A 20 foot ladder is sliding down a vertical wall at a constant rate of 2 feet per second.

Did you make your sketch?
label:
foot of ladder is x ft from wall
top of ladder is y ft above ground
length of ladder (hypotenuse) is 20

x^2 + y^2 = 400
2x dx/dt + 2y dy/dt = 0

when x = 12
144 + y^2= 400
y = 16

24 dx/dt + 32(-2) = 0
dx/dt = 64/24 or 8/3 ft/s

b) let the angle be Ø
cosØ = x/20
x = 20cosØ
dx/dt = -20sinØ dØ/dt

when x= 16, cosØ = 16/20 = 4/5
then sinØ = 3/5 , (recognize the 3-4-5 right-angled triangle)

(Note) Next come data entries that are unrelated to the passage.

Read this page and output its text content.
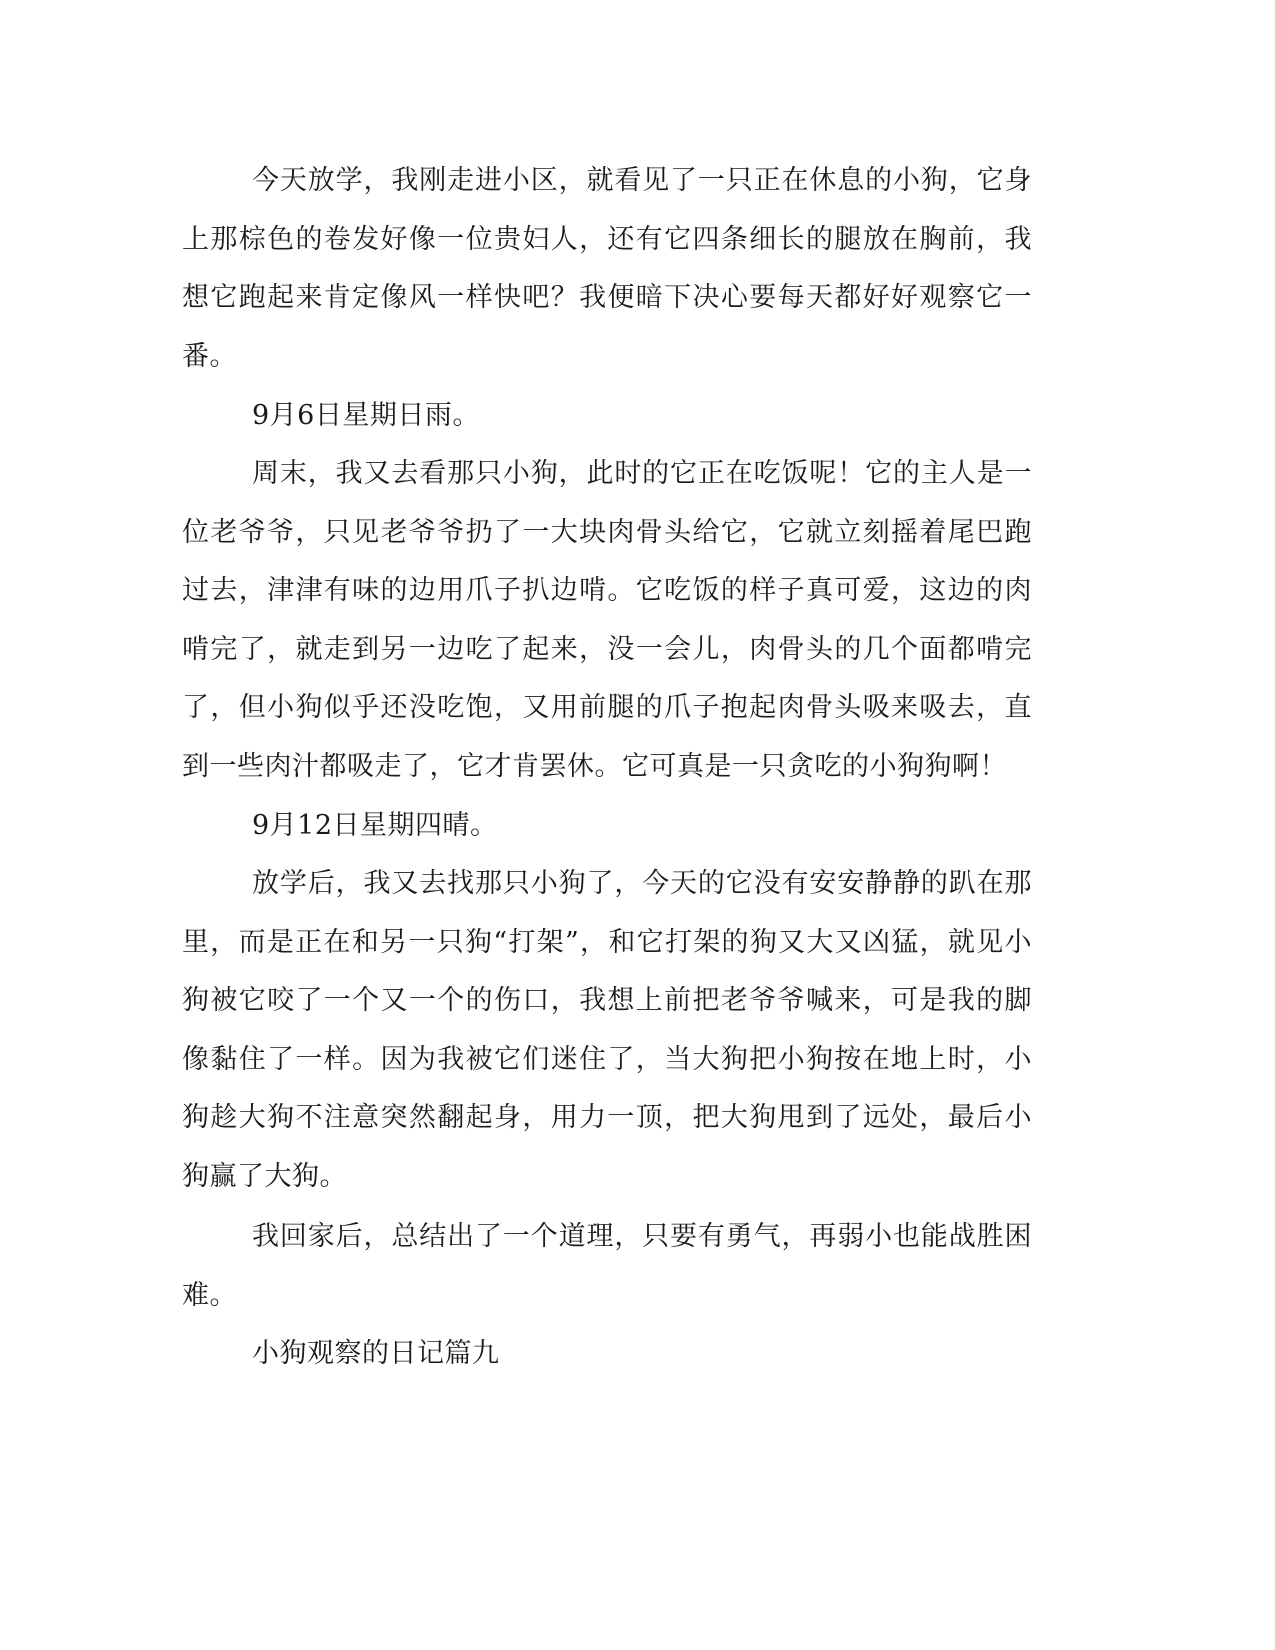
今天放学，我刚走进小区，就看见了一只正在休息的小狗，它身上那棕色的卷发好像一位贵妇人，还有它四条细长的腿放在胸前，我想它跑起来肯定像风一样快吧？我便暗下决心要每天都好好观察它一番。

9月6日星期日雨。

周末，我又去看那只小狗，此时的它正在吃饭呢！它的主人是一位老爷爷，只见老爷爷扔了一大块肉骨头给它，它就立刻摇着尾巴跑过去，津津有味的边用爪子扒边啃。它吃饭的样子真可爱，这边的肉啃完了，就走到另一边吃了起来，没一会儿，肉骨头的几个面都啃完了，但小狗似乎还没吃饱，又用前腿的爪子抱起肉骨头吸来吸去，直到一些肉汁都吸走了，它才肯罢休。它可真是一只贪吃的小狗狗啊！

9月12日星期四晴。

放学后，我又去找那只小狗了，今天的它没有安安静静的趴在那里，而是正在和另一只狗“打架”，和它打架的狗又大又凶猛，就见小狗被它咬了一个又一个的伤口，我想上前把老爷爷喊来，可是我的脚像黏住了一样。因为我被它们迷住了，当大狗把小狗按在地上时，小狗趁大狗不注意突然翻起身，用力一顶，把大狗甩到了远处，最后小狗赢了大狗。

我回家后，总结出了一个道理，只要有勇气，再弱小也能战胜困难。

小狗观察的日记篇九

using a) when x= 16, y = 12 , dy/dt = -2
32 dxdt + 24(-2) = 0
dx/dt = 48/32 = 3/2

so in dx/dt = -20sinØ dØ/dt
3/2 = -20(3/5) dØ/dt
dØ/dt = (3/2)(5/3)(-1/20) = -1/8

so at that moment, the angle is decreasing at a rate of 1/8 radians/second

Just noticed that Steve had already answered the same question above.
At least we both ended up with the same answer.